In my opinion, Blue Nights, like The Year of Magical Thinking, is an iconic book of brutal honesty, haunting loss, and unexpected human strength.  Both memoirs will forever hold an invaluable place in my home library.

"For my having a child there was a season.  That season has passed.  I have not yet located the season in which I do not hear her crooning back to the eight-track."

Didion looking at a painting of her deceased daughter, Quintana Roo.

Perhaps the greatest lesson that Didion shares in both of her memoirs is one of carpe diem.  As she recalls fond memories of Quintana Roo she acknowledges that, "in theory these mementos [should] serve to bring back the moment.  In fact they serve only to make clear how inadequately I appreciated the moment when it was here."  Our past is behind us, our future is before us, only our present is here with us.  Always strive to embrace the golden present.

On the final page of Blue Nights, Didion leaves us with a reflection on loss (and its frequent sidekick) fear:

"I know what it is I am now experiencing.
I know what the frailty is, I know what the fear is.
The fear is not for what is lost[...]
The fear is for what is still to be lost.
You may see nothing still to be lost.
Yet there is no day in her life on which I do not see her." 

Perhaps we never fully lose those we love.  Perhaps "there is no day in [their] life on which [we] do not see [them]."  Perhaps the only thing we can truly lose is ourselves.

Question of the Day:

What is the most influential book you have ever read?

Ally and Bo


  1. HHhhhmmmm....A dark book on death, loss, and regrets. Not my cup of tea. you know my most influential book; The Bible. More specifically Luke, Mark, and in the OT, Proverbs, & what are more beautiful stories than Ruth and Hosea?

    Anyway, to those who don't know, I am Steve Hudson, AKA...Allison's Dad.
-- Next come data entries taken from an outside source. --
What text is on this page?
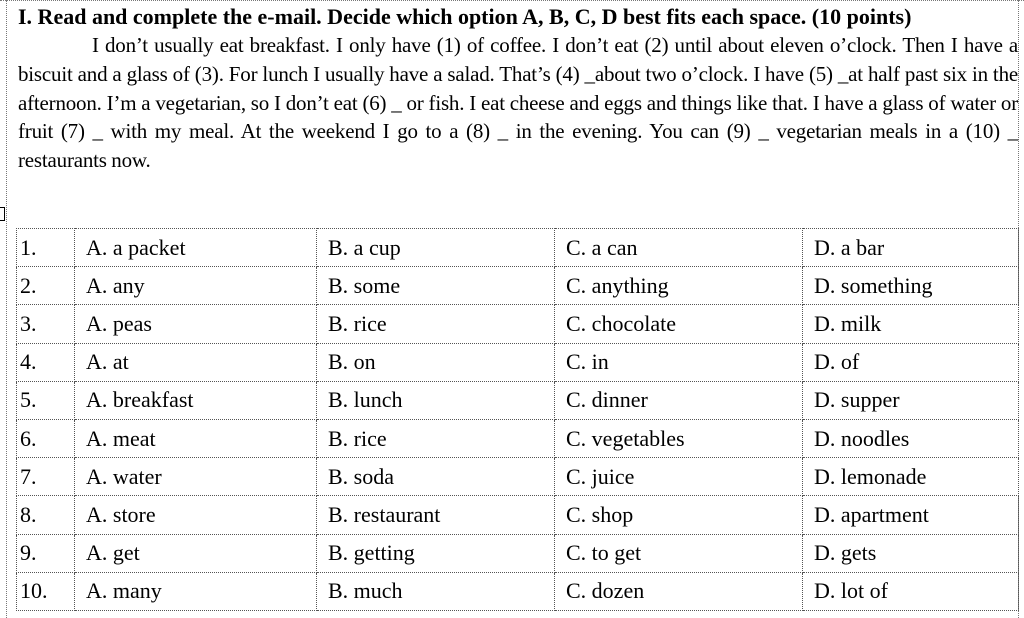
I. Read and complete the e-mail. Decide which option A, B, C, D best fits each space. (10 points)

I don’t usually eat breakfast. I only have (1) of coffee. I don’t eat (2) until about eleven o’clock. Then I have a biscuit and a glass of (3). For lunch I usually have a salad. That’s (4) _about two o’clock. I have (5) _at half past six in the afternoon. I’m a vegetarian, so I don’t eat (6) _ or fish. I eat cheese and eggs and things like that. I have a glass of water or fruit (7) _ with my meal. At the weekend I go to a (8) _ in the evening. You can (9) _ vegetarian meals in a (10) _ restaurants now.

1.	A. a packet	B. a cup	C. a can	D. a bar
2.	A. any	B. some	C. anything	D. something
3.	A. peas	B. rice	C. chocolate	D. milk
4.	A. at	B. on	C. in	D. of
5.	A. breakfast	B. lunch	C. dinner	D. supper
6.	A. meat	B. rice	C. vegetables	D. noodles
7.	A. water	B. soda	C. juice	D. lemonade
8.	A. store	B. restaurant	C. shop	D. apartment
9.	A. get	B. getting	C. to get	D. gets
10.	A. many	B. much	C. dozen	D. lot of
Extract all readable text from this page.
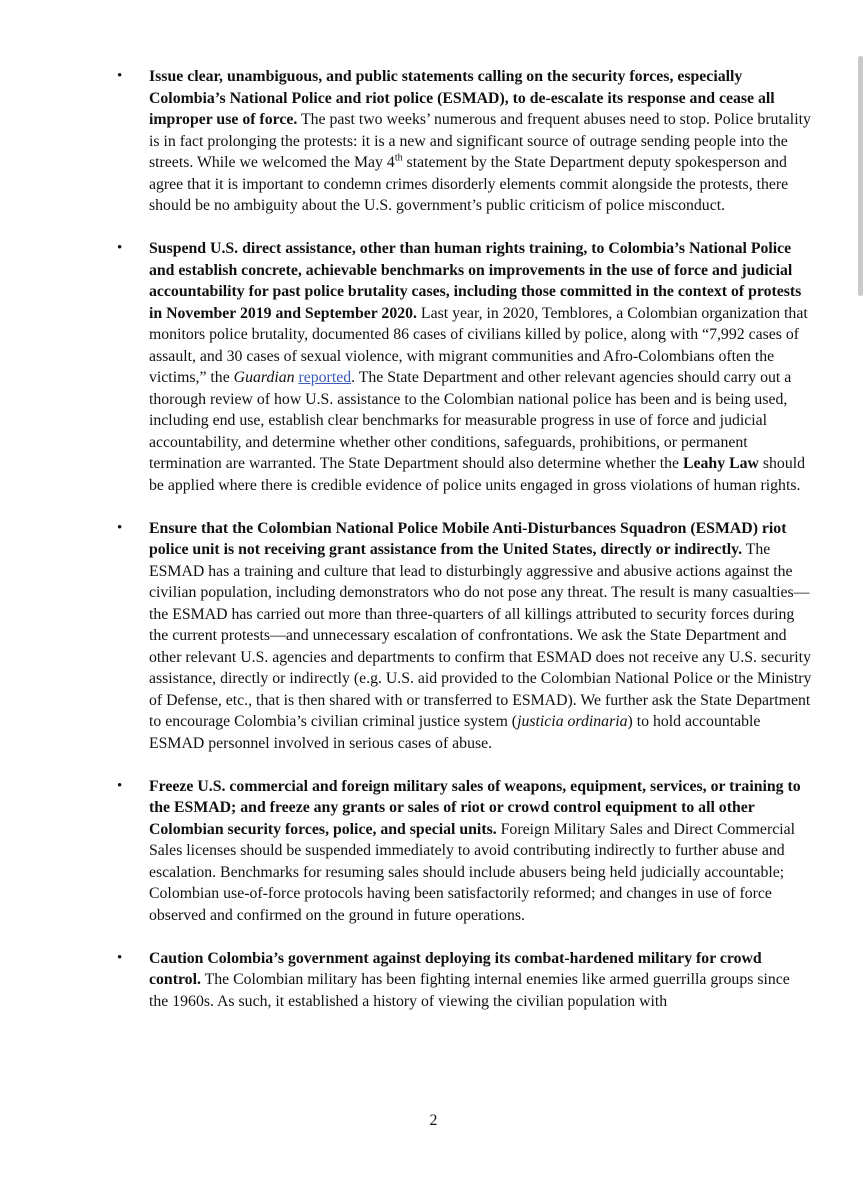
• Issue clear, unambiguous, and public statements calling on the security forces, especially Colombia’s National Police and riot police (ESMAD), to de-escalate its response and cease all improper use of force. The past two weeks’ numerous and frequent abuses need to stop. Police brutality is in fact prolonging the protests: it is a new and significant source of outrage sending people into the streets. While we welcomed the May 4th statement by the State Department deputy spokesperson and agree that it is important to condemn crimes disorderly elements commit alongside the protests, there should be no ambiguity about the U.S. government’s public criticism of police misconduct.
• Suspend U.S. direct assistance, other than human rights training, to Colombia’s National Police and establish concrete, achievable benchmarks on improvements in the use of force and judicial accountability for past police brutality cases, including those committed in the context of protests in November 2019 and September 2020. Last year, in 2020, Temblores, a Colombian organization that monitors police brutality, documented 86 cases of civilians killed by police, along with “7,992 cases of assault, and 30 cases of sexual violence, with migrant communities and Afro-Colombians often the victims,” the Guardian reported. The State Department and other relevant agencies should carry out a thorough review of how U.S. assistance to the Colombian national police has been and is being used, including end use, establish clear benchmarks for measurable progress in use of force and judicial accountability, and determine whether other conditions, safeguards, prohibitions, or permanent termination are warranted. The State Department should also determine whether the Leahy Law should be applied where there is credible evidence of police units engaged in gross violations of human rights.
• Ensure that the Colombian National Police Mobile Anti-Disturbances Squadron (ESMAD) riot police unit is not receiving grant assistance from the United States, directly or indirectly. The ESMAD has a training and culture that lead to disturbingly aggressive and abusive actions against the civilian population, including demonstrators who do not pose any threat. The result is many casualties—the ESMAD has carried out more than three-quarters of all killings attributed to security forces during the current protests—and unnecessary escalation of confrontations. We ask the State Department and other relevant U.S. agencies and departments to confirm that ESMAD does not receive any U.S. security assistance, directly or indirectly (e.g. U.S. aid provided to the Colombian National Police or the Ministry of Defense, etc., that is then shared with or transferred to ESMAD). We further ask the State Department to encourage Colombia’s civilian criminal justice system (justicia ordinaria) to hold accountable ESMAD personnel involved in serious cases of abuse.
• Freeze U.S. commercial and foreign military sales of weapons, equipment, services, or training to the ESMAD; and freeze any grants or sales of riot or crowd control equipment to all other Colombian security forces, police, and special units. Foreign Military Sales and Direct Commercial Sales licenses should be suspended immediately to avoid contributing indirectly to further abuse and escalation. Benchmarks for resuming sales should include abusers being held judicially accountable; Colombian use-of-force protocols having been satisfactorily reformed; and changes in use of force observed and confirmed on the ground in future operations.
• Caution Colombia’s government against deploying its combat-hardened military for crowd control. The Colombian military has been fighting internal enemies like armed guerrilla groups since the 1960s. As such, it established a history of viewing the civilian population with
2
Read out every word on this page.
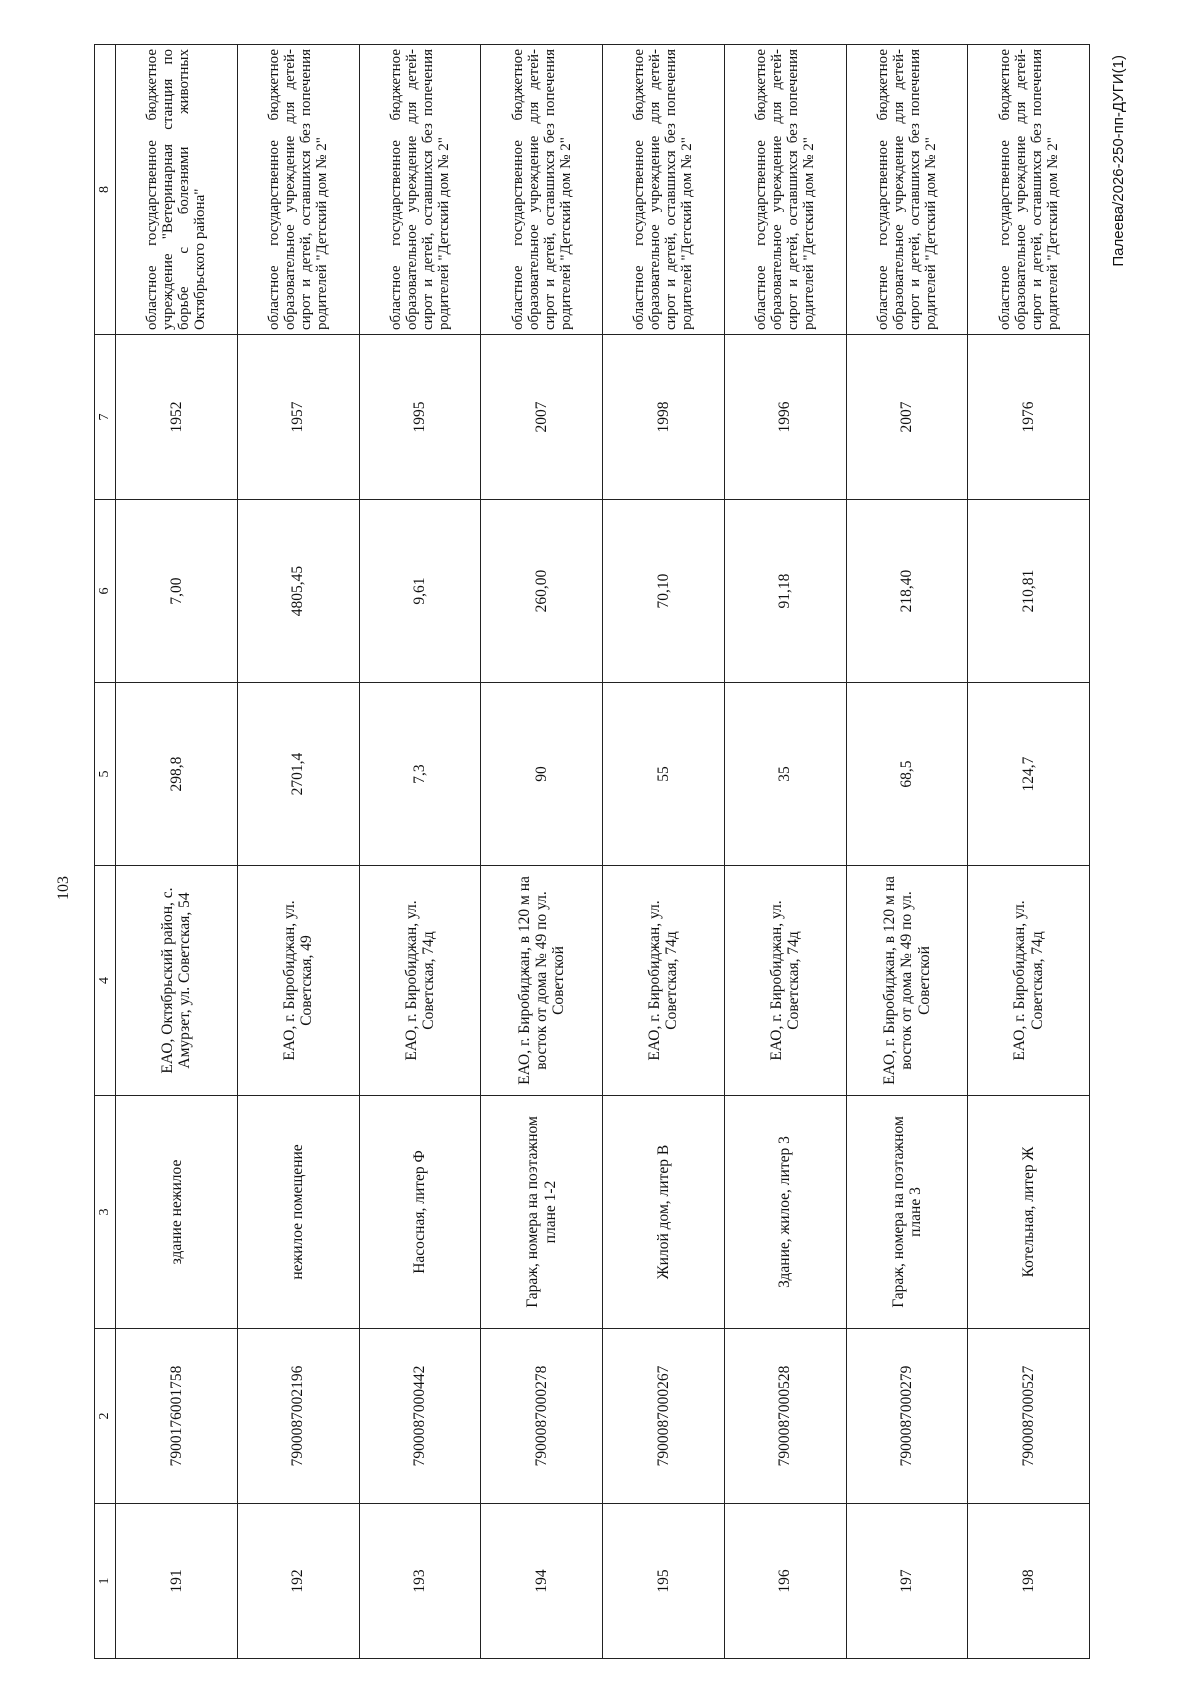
103
1	2	3	4	5	6	7	8
191	7900176001758	здание нежилое	ЕАО, Октябрьский район, с. Амурзет, ул. Советская, 54	298,8	7,00	1952	областное государственное бюджетное учреждение "Ветеринарная станция по борьбе с болезнями животных Октябрьского района"
192	7900087002196	нежилое помещение	ЕАО, г. Биробиджан, ул. Советская, 49	2701,4	4805,45	1957	областное государственное бюджетное образовательное учреждение для детей-сирот и детей, оставшихся без попечения родителей "Детский дом № 2"
193	7900087000442	Насосная, литер Ф	ЕАО, г. Биробиджан, ул. Советская, 74д	7,3	9,61	1995	областное государственное бюджетное образовательное учреждение для детей-сирот и детей, оставшихся без попечения родителей "Детский дом № 2"
194	7900087000278	Гараж, номера на поэтажном плане 1-2	ЕАО, г. Биробиджан, в 120 м на восток от дома № 49 по ул. Советской	90	260,00	2007	областное государственное бюджетное образовательное учреждение для детей-сирот и детей, оставшихся без попечения родителей "Детский дом № 2"
195	7900087000267	Жилой дом, литер В	ЕАО, г. Биробиджан, ул. Советская, 74д	55	70,10	1998	областное государственное бюджетное образовательное учреждение для детей-сирот и детей, оставшихся без попечения родителей "Детский дом № 2"
196	7900087000528	Здание, жилое, литер 3	ЕАО, г. Биробиджан, ул. Советская, 74д	35	91,18	1996	областное государственное бюджетное образовательное учреждение для детей-сирот и детей, оставшихся без попечения родителей "Детский дом № 2"
197	7900087000279	Гараж, номера на поэтажном плане 3	ЕАО, г. Биробиджан, в 120 м на восток от дома № 49 по ул. Советской	68,5	218,40	2007	областное государственное бюджетное образовательное учреждение для детей-сирот и детей, оставшихся без попечения родителей "Детский дом № 2"
198	7900087000527	Котельная, литер Ж	ЕАО, г. Биробиджан, ул. Советская, 74д	124,7	210,81	1976	областное государственное бюджетное образовательное учреждение для детей-сирот и детей, оставшихся без попечения родителей "Детский дом № 2"	Палеева/2026-250-пп-ДУГИ(1)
I have been submitting posts for some time to no avail, but we got that straightened out over the holidays.

    I am especially glad that Allison and Brandon began their blog with an emphasis on food. When I was moved to foreman over the plant laboratory, one of the first things I learned was from the senior technician. He told me "When you begin a big job or project, always line up the food first, and everything else will kind of fall into place" I have found that to be sage advice. I'm glad Brandon and Allison are following suit!


  2. APPLAUSE, Dad! I am so happy you were able to successfully submit a comment :)

    I thought for sure you would say "The Old Man and The Boy" was your most influential book, but then again I suppose I wasn't thinking about the Bible. As far as non-religious texts, would you say that's the one? I have very find memories of you reading it over and over again when I was a little girl...it always set on your bedside table as well.

    Tomorrow I will be back to a food post! I try to change it up pretty regularly.

  3. Cha-Ching! You are correct my dear. In fact I actually started typing "The Old Man and the Boy" (by Robert Ruark) when I thought to myself "What book really affects the way I am every day?". It was no contest so I revised my reply. So you read me right, as you usually do!



  4. Maybe I should read "The Old Man and the Boy." I think I read it a very long time ago, but perhaps if I read it now, as an adult, I would appreciate it more!